In the afternoon we went from comfortable house to elegant home in Southwest Harbor. Linda knew a number of the residents and they all had voted. The streets were paved and, as the rain poured, we wearied of the task.  We didn’t anyone who was ambivalent about voting or needed a ride, so we packed it in for the day. Overall it was a very good experience for me to be busy in a constructive-feeling way rather than just fretting about the outcome of the election, which would only become clear 24 hours later. It also was fun talking with different people, bringing a neutral agenda—just offering them encouragement and help to vote.

Time is in reverse in this note. Linda (see above photo) ran the NY Marathon, all 26.2 miles, last weekend. It was glorious for her and, if a bit exhausting for me to follow her on the subway, a fully engaging and exhilarating experience. Kind of presaging the election results, I think. I’ll do more systematic training on cheering and subway riding before her next one. I was able to see her in three spots, at mile 4, mile 18, and mile 24. She felt, and looked like she felt, terrific. There was so much cheering along the way and so many funny signs: “I’m more tired than you just from holding this sign up.” “You are running faster than a Supreme Court justice to an open bar.” “Pain is just bread in French.” And on and on. The runners could only exit Central Park, after finishing the run at Columbus Circle (59th), at 76th Street, and LInda then had to walk to her friend, Ruth’s, at 57th. After celebratory photos, champagne, tapas, and cake at Ruth’s, we walked to Harold and Connie’s at 81st and fell into bed.  I thought, well she’s got the madness out of her now. Oh, no. It was such fun she is thinking about another marquee marathon next year. “I think I’m built for long distance running.” Obviously.  Warsaw, Berlin, Paris (Do they have a marathon in the City of Light?). Reno Orsi, her Italian immigrant father, was a powerhouse who realized himself in his older daughter, not that he was moved to give her credit commensurate with her accomplishments.

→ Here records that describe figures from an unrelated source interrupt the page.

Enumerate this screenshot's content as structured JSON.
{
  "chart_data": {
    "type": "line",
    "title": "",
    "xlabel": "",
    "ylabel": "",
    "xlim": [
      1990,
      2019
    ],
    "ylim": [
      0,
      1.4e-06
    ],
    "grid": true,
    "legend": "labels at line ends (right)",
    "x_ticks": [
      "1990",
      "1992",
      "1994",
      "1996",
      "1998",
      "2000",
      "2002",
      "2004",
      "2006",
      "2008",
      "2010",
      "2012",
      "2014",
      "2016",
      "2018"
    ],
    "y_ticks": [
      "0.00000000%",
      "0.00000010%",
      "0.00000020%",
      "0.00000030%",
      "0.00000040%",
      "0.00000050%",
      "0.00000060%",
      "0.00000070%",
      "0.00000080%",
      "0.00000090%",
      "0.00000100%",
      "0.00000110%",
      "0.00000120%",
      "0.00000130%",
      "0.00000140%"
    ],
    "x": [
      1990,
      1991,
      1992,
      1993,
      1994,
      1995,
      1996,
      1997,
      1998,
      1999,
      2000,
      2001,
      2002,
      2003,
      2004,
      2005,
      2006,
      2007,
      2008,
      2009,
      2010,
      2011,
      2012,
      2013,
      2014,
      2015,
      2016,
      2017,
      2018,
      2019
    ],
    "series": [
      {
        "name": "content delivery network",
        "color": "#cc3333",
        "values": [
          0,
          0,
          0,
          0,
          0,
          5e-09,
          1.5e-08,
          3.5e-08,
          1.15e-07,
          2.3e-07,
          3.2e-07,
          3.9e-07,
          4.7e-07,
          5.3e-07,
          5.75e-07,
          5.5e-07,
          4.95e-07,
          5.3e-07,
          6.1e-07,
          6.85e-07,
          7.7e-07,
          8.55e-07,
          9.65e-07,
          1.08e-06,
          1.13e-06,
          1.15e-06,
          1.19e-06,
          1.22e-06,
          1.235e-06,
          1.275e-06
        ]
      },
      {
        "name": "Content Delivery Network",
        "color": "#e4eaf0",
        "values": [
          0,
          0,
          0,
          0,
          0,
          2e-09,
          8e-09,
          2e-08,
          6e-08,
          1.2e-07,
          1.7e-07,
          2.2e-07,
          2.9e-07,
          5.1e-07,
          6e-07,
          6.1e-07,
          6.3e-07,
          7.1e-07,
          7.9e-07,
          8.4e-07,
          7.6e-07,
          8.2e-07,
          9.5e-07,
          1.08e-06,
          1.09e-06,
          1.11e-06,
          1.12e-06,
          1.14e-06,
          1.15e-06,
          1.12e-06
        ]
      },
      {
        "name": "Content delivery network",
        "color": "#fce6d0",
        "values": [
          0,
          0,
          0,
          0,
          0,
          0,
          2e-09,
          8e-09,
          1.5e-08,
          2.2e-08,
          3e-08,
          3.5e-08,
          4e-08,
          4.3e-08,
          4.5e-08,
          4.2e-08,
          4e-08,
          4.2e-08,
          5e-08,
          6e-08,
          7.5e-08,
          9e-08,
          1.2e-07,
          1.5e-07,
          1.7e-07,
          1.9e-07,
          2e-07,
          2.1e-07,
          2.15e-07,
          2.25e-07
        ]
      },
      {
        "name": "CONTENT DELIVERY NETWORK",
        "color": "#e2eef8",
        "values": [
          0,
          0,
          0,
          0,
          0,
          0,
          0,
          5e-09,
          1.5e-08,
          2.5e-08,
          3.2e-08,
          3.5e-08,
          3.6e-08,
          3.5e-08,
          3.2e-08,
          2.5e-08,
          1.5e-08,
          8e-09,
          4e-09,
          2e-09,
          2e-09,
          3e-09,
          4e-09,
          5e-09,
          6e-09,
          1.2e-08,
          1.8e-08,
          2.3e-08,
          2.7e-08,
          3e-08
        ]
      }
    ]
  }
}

I’m finishing the detailed curriculum for the course I’ll teach in Myanmar. It’s a lot of work, or at least I make it so, to assemble and teach it the first time. The second year would be simple.  In Malawi there was only a week of Child Psychiatry, for medical students, taught twice per year and I shared the teaching with others.  I suppose the unknowns in this situation make it more daunting: will I get a visa and be able to go? If so, when? How much time each week will I be given to teach? How many students will I have? Facilities don’t matter so much to me, as I can do it anywhere with a roof.

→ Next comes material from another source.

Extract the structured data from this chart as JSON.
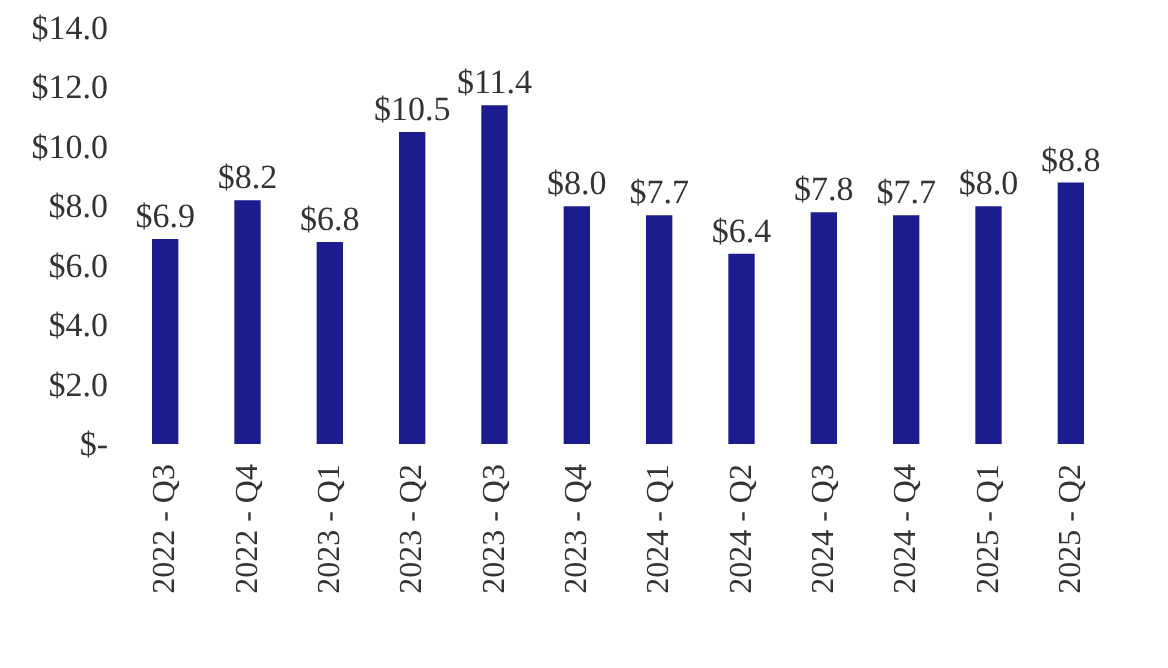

Two couples, old friends for Linda and newish for me, will come from UK for Thanksgiving, along with between 2 and 4 of Linda’s children and two grandkids. It will be such fun! Laughter, good food, fires, hikes, stories to hear and tell, watching another year pass. What a miraculous gift it is to be living, even with the progressive indignities and privations of old age.

And we took back the House! I want to see his tax returns.